There have been three baronetcies created for persons with the surname Dixon, all in the Baronetage of the United Kingdom.

The Dixon Baronetcy, of Ballymenock in the County of Antrim, was created in the Baronetage of the United Kingdom on 7 October 1903. For more information on this creation, see the Baron Glentoran.

The Dixon Baronetcy, of Warford in the County of Chester, was created in the Baronetage of the United Kingdom on 7 February 1918 for the cotton spinner Alfred Dixon. The title became extinct on his death in 1921.

The Dixon Baronetcy, of Astle in Chelford in the County Palatine of Chester, was created in the Baronetage of the United Kingdom on 15 May 1919 for George Dixon. He was high sheriff of Cheshire in 1881.

==Dixon baronets, of Ballymenock (1903)==
- see the Barons Glentoran

==Dixon baronets, of Warford (1918)==
- Sir Alfred Herbert Dixon, 1st Baronet (1857–1920) Survived by his daughter, Marjorie and widow, Caroline (Lady Dixon)

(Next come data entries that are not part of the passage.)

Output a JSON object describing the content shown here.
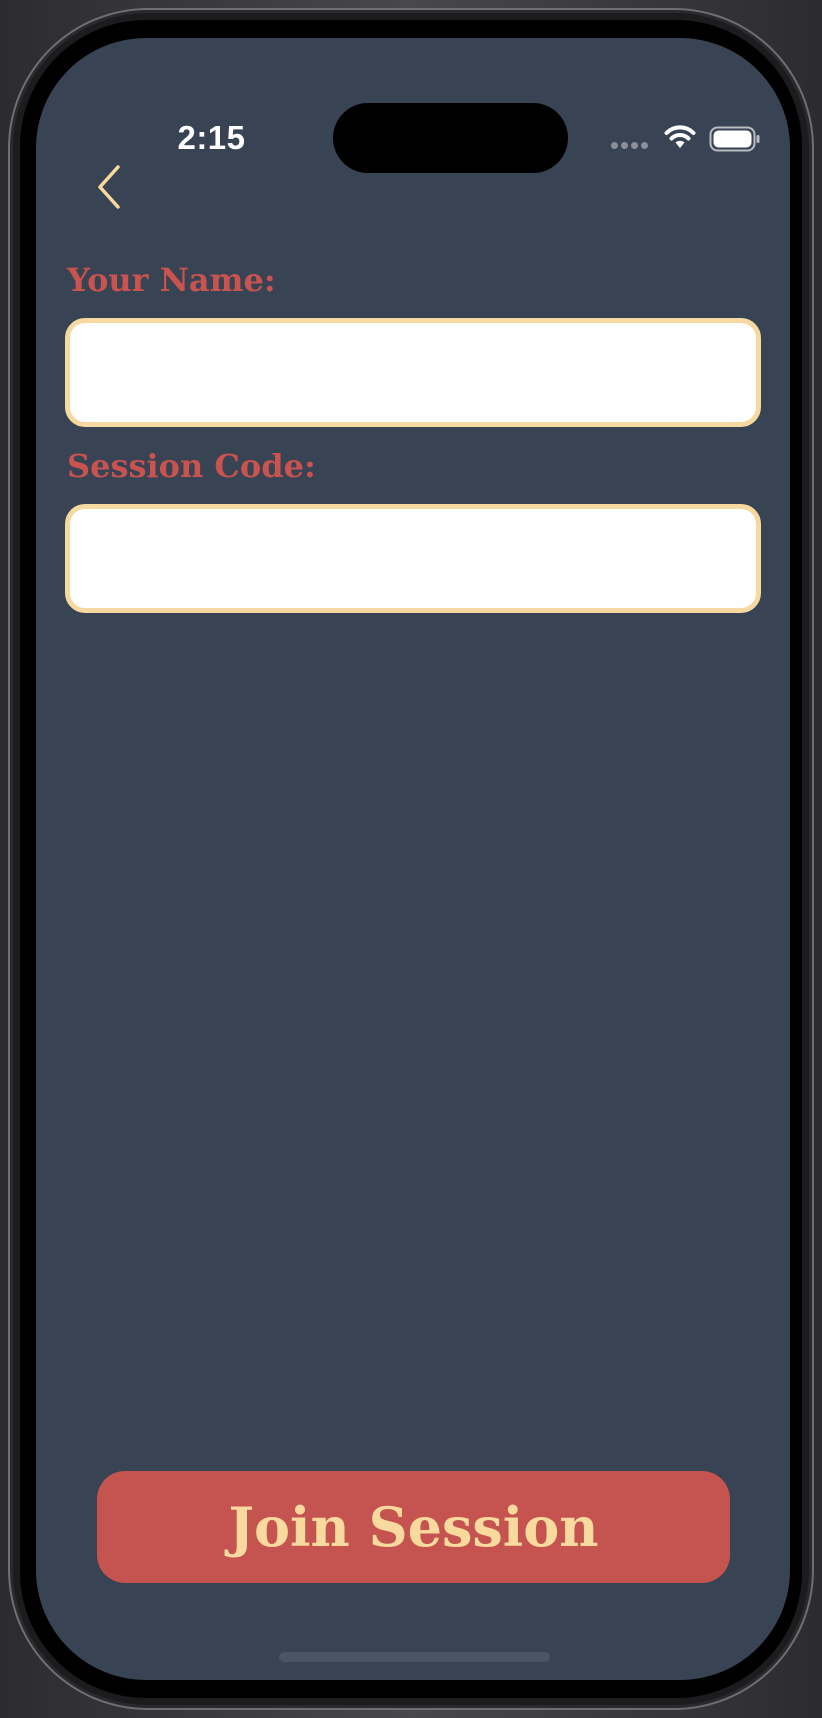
{
  "status_bar": {
    "time": "2:15",
    "icons": [
      "cellular-signal-icon",
      "wifi-icon",
      "battery-icon"
    ]
  },
  "nav": {
    "back_icon": "chevron-left-icon"
  },
  "form": {
    "name_label": "Your Name:",
    "name_value": "",
    "code_label": "Session Code:",
    "code_value": ""
  },
  "actions": {
    "join_label": "Join Session"
  },
  "colors": {
    "background": "#384353",
    "label": "#c9534f",
    "field_border": "#f6d9a0",
    "button": "#c5534f",
    "button_text": "#f8d99e",
    "back_icon": "#f8d99e"
  }
}
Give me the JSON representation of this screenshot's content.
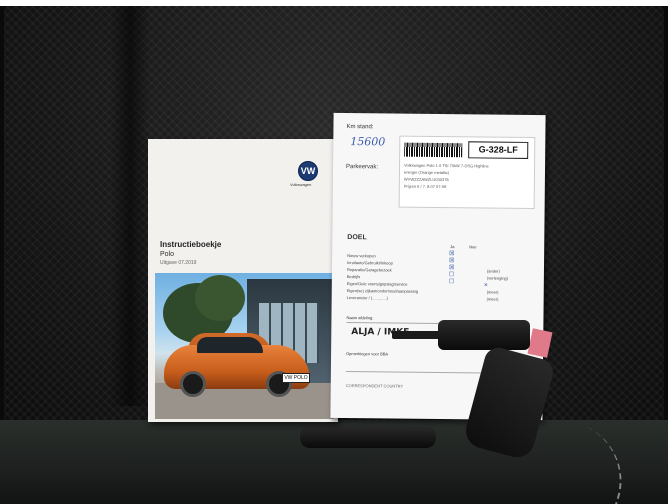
{
  "manual": {
    "brand": "Volkswagen",
    "logo": "VW",
    "title": "Instructieboekje",
    "model": "Polo",
    "edition": "Uitgave 07.2019",
    "plate": "VW POLO"
  },
  "service_form": {
    "km_label": "Km stand:",
    "km_value": "15600",
    "parking_label": "Parkeervak:",
    "registration": "G-328-LF",
    "sticker_lines": [
      "Volkswagen Polo 1.0 TSI 70kW 7-DSG Highline",
      "energie (Orange metallic)",
      "WVWZZZAWZLU030378",
      "Prijzen  6 / 7, 8.07  07-09"
    ],
    "doel": "DOEL",
    "col_yes": "Ja",
    "col_no": "Nee",
    "rows": [
      "Nieuw verkopen",
      "Inruilauto/Gebruikt/Inkoop",
      "Reparatie/Garagebezoek",
      "Bedrijfs",
      "Eigen/Gele voertuigopslag/service",
      "Eigen(se) zijkant/onderhoud/aanpassing",
      "Leverancier / (.............)"
    ],
    "extra_options": [
      "(ander)",
      "(verlenging)",
      "(meer)",
      "(meer)"
    ],
    "name_label": "Naam afdeling:",
    "signature": "ALJA / IMKE",
    "remarks_label": "Opmerkingen voor BBA",
    "footer_label": "CORRESPONDENT COUNTRY"
  },
  "colors": {
    "seat": "#1a1a1a",
    "car": "#d96a28",
    "vw_blue": "#1c3b72"
  }
}
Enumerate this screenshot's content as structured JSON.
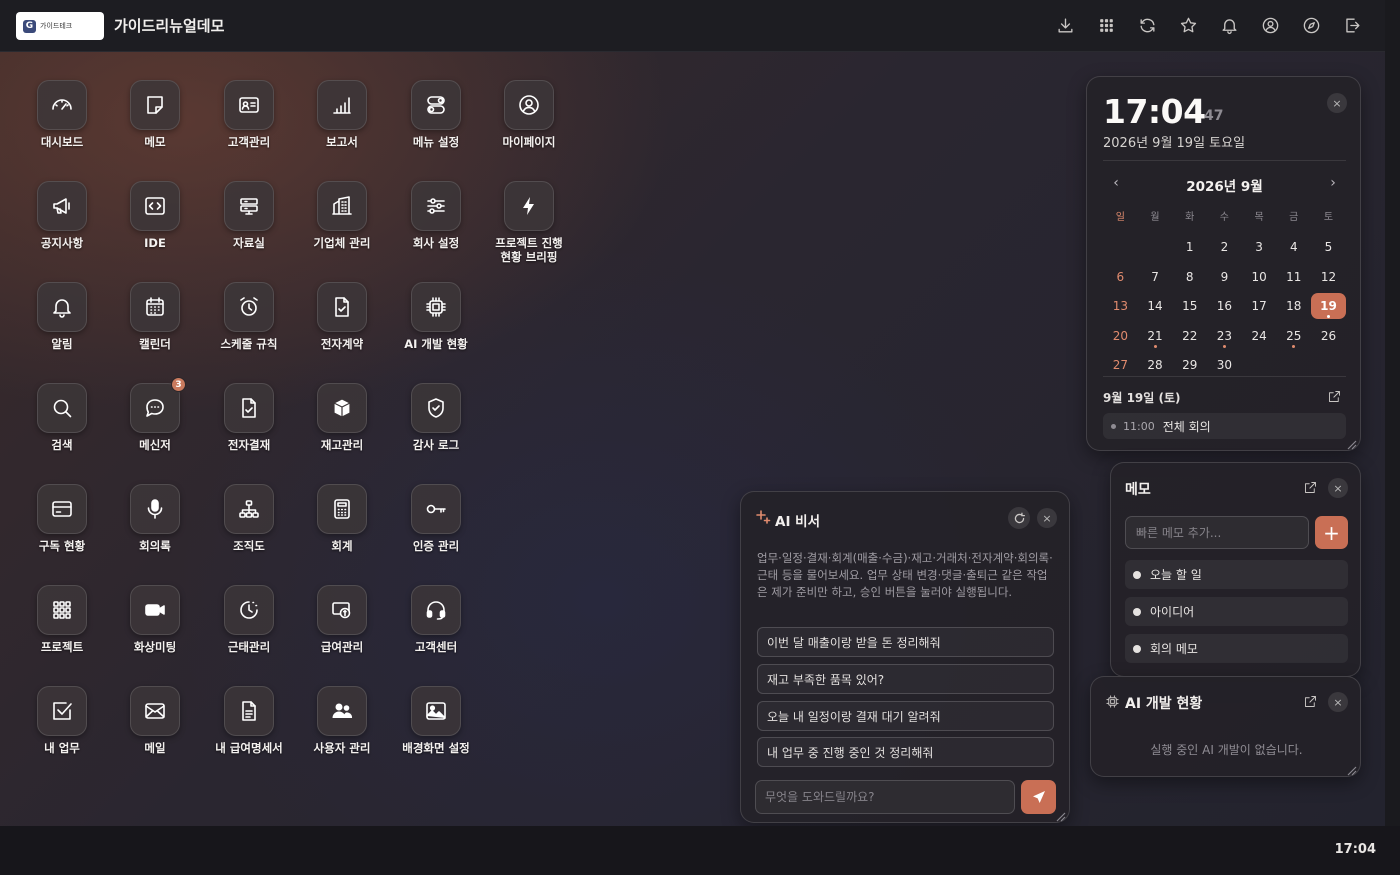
{
  "header": {
    "logo_mark": "G",
    "logo_text": "가이드테크",
    "title": "가이드리뉴얼데모",
    "icons": [
      "download-icon",
      "apps-grid-icon",
      "refresh-icon",
      "star-icon",
      "bell-icon",
      "user-icon",
      "compass-icon",
      "logout-icon"
    ]
  },
  "apps": [
    {
      "label": "대시보드",
      "icon": "gauge-icon"
    },
    {
      "label": "메모",
      "icon": "sticky-note-icon"
    },
    {
      "label": "고객관리",
      "icon": "id-card-icon"
    },
    {
      "label": "보고서",
      "icon": "bar-chart-icon"
    },
    {
      "label": "메뉴 설정",
      "icon": "toggle-icon"
    },
    {
      "label": "마이페이지",
      "icon": "user-circle-icon"
    },
    {
      "label": "공지사항",
      "icon": "megaphone-icon"
    },
    {
      "label": "IDE",
      "icon": "code-icon"
    },
    {
      "label": "자료실",
      "icon": "archive-icon"
    },
    {
      "label": "기업체 관리",
      "icon": "building-icon"
    },
    {
      "label": "회사 설정",
      "icon": "sliders-icon"
    },
    {
      "label": "프로젝트 진행",
      "label2": "현황 브리핑",
      "icon": "lightning-icon"
    },
    {
      "label": "알림",
      "icon": "bell-icon"
    },
    {
      "label": "캘린더",
      "icon": "calendar-icon"
    },
    {
      "label": "스케줄 규칙",
      "icon": "alarm-clock-icon"
    },
    {
      "label": "전자계약",
      "icon": "contract-icon"
    },
    {
      "label": "AI 개발 현황",
      "icon": "chip-icon"
    },
    {
      "label": "검색",
      "icon": "search-icon"
    },
    {
      "label": "메신저",
      "icon": "chat-icon",
      "badge": "3"
    },
    {
      "label": "전자결재",
      "icon": "approval-icon"
    },
    {
      "label": "재고관리",
      "icon": "box-icon"
    },
    {
      "label": "감사 로그",
      "icon": "shield-icon"
    },
    {
      "label": "구독 현황",
      "icon": "credit-card-icon"
    },
    {
      "label": "회의록",
      "icon": "microphone-icon"
    },
    {
      "label": "조직도",
      "icon": "org-chart-icon"
    },
    {
      "label": "회계",
      "icon": "calculator-icon"
    },
    {
      "label": "인증 관리",
      "icon": "key-icon"
    },
    {
      "label": "프로젝트",
      "icon": "grid-dots-icon"
    },
    {
      "label": "화상미팅",
      "icon": "video-icon"
    },
    {
      "label": "근태관리",
      "icon": "clock-icon"
    },
    {
      "label": "급여관리",
      "icon": "money-icon"
    },
    {
      "label": "고객센터",
      "icon": "headset-icon"
    },
    {
      "label": "내 업무",
      "icon": "checkbox-icon"
    },
    {
      "label": "메일",
      "icon": "mail-icon"
    },
    {
      "label": "내 급여명세서",
      "icon": "document-icon"
    },
    {
      "label": "사용자 관리",
      "icon": "users-icon"
    },
    {
      "label": "배경화면 설정",
      "icon": "image-icon"
    }
  ],
  "clock": {
    "time": "17:04",
    "seconds": "47",
    "date": "2026년 9월 19일 토요일"
  },
  "calendar": {
    "title": "2026년 9월",
    "weekdays": [
      "일",
      "월",
      "화",
      "수",
      "목",
      "금",
      "토"
    ],
    "weeks": [
      [
        "",
        "",
        "1",
        "2",
        "3",
        "4",
        "5"
      ],
      [
        "6",
        "7",
        "8",
        "9",
        "10",
        "11",
        "12"
      ],
      [
        "13",
        "14",
        "15",
        "16",
        "17",
        "18",
        "19"
      ],
      [
        "20",
        "21",
        "22",
        "23",
        "24",
        "25",
        "26"
      ],
      [
        "27",
        "28",
        "29",
        "30",
        "",
        "",
        ""
      ]
    ],
    "today": "19",
    "event_days": [
      "19",
      "21",
      "23",
      "25"
    ],
    "accent_color": "#c96f55",
    "schedule_date": "9월 19일 (토)",
    "events": [
      {
        "time": "11:00",
        "title": "전체 회의"
      }
    ]
  },
  "memo": {
    "title": "메모",
    "placeholder": "빠른 메모 추가...",
    "add_label": "+",
    "items": [
      "오늘 할 일",
      "아이디어",
      "회의 메모"
    ]
  },
  "ai_dev": {
    "title": "AI 개발 현황",
    "empty": "실행 중인 AI 개발이 없습니다."
  },
  "ai_assistant": {
    "title": "AI 비서",
    "description": "업무·일정·결재·회계(매출·수금)·재고·거래처·전자계약·회의록·근태 등을 물어보세요. 업무 상태 변경·댓글·출퇴근 같은 작업은 제가 준비만 하고, 승인 버튼을 눌러야 실행됩니다.",
    "suggestions": [
      "이번 달 매출이랑 받을 돈 정리해줘",
      "재고 부족한 품목 있어?",
      "오늘 내 일정이랑 결재 대기 알려줘",
      "내 업무 중 진행 중인 것 정리해줘"
    ],
    "placeholder": "무엇을 도와드릴까요?"
  },
  "taskbar": {
    "time": "17:04"
  },
  "close_label": "×"
}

==Dixon baronets, of Astle (1919)==
- Sir George Dixon, 1st Baronet (1842–1924)
- Sir John Dixon, 2nd Baronet (1886–1976)
- Sir John George Dixon, 3rd Baronet (1911–1990)
- Sir Jonathan Mark Dixon, 4th Baronet (born 1949)

The heir apparent to the baronetcy is Mark Edward Dixon (b. 1982), eldest son of the 4th Baronet.